Zukunftsorientiert geht es auch beim größten Wiener Wohnbauprojekt, der Seestadt Aspern, zu. 1600 Wohnungen werden hier derzeit unter Koordination der Sozialbau von acht Bauträgern errichtet. „Das ist zweifellos ein Projekt, an dem sich die Trends des Wiener Wohnbaus sehr gut zeigen lassen“, meint Sozialbau-Chef Herbert Ludl. So sind hier etwa verschiedene Baugruppen am Werk, die sich das Wohnen selbst organisieren wollen. Die Bewohner werden von Anfang in alle Prozesse integriert und können mitbestimmen.

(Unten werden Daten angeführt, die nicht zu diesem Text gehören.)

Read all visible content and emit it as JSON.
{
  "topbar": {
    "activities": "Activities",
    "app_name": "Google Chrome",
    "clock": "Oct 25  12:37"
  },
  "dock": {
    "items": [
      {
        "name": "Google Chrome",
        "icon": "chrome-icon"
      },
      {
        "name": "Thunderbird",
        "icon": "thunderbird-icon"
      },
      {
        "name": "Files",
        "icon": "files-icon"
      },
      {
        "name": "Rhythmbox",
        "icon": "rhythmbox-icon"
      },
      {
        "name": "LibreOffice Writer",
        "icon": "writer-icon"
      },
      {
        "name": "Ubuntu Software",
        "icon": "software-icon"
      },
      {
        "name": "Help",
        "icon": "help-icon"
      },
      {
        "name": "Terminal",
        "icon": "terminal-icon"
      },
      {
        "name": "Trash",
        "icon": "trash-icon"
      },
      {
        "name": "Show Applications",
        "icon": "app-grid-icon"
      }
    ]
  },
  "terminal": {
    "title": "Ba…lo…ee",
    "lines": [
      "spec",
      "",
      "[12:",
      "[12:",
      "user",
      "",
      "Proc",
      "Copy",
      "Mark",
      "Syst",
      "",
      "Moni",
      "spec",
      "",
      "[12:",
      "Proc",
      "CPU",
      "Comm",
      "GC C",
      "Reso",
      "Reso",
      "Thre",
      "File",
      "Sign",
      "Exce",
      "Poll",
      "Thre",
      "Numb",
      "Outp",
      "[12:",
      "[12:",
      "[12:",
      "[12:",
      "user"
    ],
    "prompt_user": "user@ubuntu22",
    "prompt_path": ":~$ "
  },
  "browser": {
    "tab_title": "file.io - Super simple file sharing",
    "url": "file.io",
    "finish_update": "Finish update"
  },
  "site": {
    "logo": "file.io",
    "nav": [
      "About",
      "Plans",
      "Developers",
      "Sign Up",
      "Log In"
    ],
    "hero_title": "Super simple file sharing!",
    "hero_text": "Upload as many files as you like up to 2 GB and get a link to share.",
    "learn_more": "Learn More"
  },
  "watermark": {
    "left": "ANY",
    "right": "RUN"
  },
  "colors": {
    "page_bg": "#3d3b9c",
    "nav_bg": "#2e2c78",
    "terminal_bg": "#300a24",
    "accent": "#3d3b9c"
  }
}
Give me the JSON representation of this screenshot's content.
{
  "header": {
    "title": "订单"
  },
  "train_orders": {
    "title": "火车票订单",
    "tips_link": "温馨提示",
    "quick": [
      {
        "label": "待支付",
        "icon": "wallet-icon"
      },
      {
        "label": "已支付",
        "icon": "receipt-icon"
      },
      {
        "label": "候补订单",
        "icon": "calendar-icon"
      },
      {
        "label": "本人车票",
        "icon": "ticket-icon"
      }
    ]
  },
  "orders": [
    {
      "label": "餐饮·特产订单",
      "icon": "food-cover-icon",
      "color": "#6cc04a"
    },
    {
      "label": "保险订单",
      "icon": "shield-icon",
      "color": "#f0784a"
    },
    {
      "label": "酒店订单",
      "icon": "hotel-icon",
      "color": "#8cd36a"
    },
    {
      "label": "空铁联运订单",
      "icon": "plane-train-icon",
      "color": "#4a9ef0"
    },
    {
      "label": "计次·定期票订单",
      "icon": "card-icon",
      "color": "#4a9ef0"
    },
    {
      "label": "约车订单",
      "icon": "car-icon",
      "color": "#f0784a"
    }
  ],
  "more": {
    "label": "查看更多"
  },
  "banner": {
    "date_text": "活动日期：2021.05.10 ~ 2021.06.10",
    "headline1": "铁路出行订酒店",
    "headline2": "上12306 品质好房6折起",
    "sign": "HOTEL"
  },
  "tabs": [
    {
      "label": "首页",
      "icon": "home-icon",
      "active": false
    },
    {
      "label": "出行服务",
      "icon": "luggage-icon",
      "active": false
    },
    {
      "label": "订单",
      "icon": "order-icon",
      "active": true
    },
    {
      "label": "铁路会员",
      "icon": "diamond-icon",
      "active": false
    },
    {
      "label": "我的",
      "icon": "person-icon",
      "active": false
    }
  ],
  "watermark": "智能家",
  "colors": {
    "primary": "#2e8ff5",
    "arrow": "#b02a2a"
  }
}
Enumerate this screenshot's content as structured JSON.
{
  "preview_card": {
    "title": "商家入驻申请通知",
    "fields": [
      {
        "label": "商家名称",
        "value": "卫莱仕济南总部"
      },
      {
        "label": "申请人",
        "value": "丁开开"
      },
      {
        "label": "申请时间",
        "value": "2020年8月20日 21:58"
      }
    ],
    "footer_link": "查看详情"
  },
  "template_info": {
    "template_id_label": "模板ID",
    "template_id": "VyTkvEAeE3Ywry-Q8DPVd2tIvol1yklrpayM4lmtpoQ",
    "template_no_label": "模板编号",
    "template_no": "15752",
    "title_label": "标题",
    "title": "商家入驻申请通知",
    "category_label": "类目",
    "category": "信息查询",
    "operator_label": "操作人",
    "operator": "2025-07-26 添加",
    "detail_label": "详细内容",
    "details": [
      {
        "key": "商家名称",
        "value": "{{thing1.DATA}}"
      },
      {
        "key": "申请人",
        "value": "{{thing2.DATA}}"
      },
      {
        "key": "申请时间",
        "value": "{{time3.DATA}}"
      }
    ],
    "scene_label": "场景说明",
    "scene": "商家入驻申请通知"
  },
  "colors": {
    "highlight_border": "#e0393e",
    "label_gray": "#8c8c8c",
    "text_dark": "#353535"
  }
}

Die Sozialbau selbst errichtet in Aspern 727 frei finanzierte Mietwohnungen. „Wir versuchen hier eine sehr hochwertige Ausstattung anzubieten“, erzählt Ludl. Etwa hauseigene Schwimmbäder, einen gemeinsamen Wellnessbereich, eine Reihe von Gemeinschaftseinrichtungen. „Ganz besonders achten wir auf eine IT-Versorgung nach dem letzten Stand der Technik“, betont Ludl. Trotz solcher Angebote sind die Mieten mit 6,30 Euro/m2 relativ günstig. Bauen auf Baurechtgrund, Halbierung der Garagenplätze und vor allem rasches und cleveres Bauen würden dies möglich machen.

Die Zukunftsthemen ... im urbanen Wohnbau

Thema 1

Kompakt. Das Einfamilienhaus ist nach wie vor der Wohntraum schlechthin. In der Realität ist der Trend entgegengesetzt. Aus wirtschaftlichen Gründen sind kompakte Wohnungen gefragt. Mit cleveren Grundrissen und guter Planung lässt sich etwa auf 70 m2 eine Familienwohnung realisieren. Ein Muss: Balkon/Terrasse.

Thema 2

Senioren. Bis 2050 wird sich in

Österreich die Zahl der über 60-Jährigen fast verdoppeln. Einige Wiener Wohnbauträger haben spezielle Angebote für die Plusgeneration, damit sie so lange wie möglich zu Hause leben kann. Drei neue Projekte werden demnächst realisiert. Infos beim Wiener Wohnfonds.

Thema 3

Waschsalon. Nicht nur die Wohnung selbst, auch das Umfeld muss stimmen. Bei allen größeren Projekten achten Bauträger auf attraktive Gemeinschaftseinrichtungen. Die Waschküche etwa heißt heute Waschsalon und liegt so zentral im Haus, dass Eltern den Kinderspielplatz im Auge behalten können.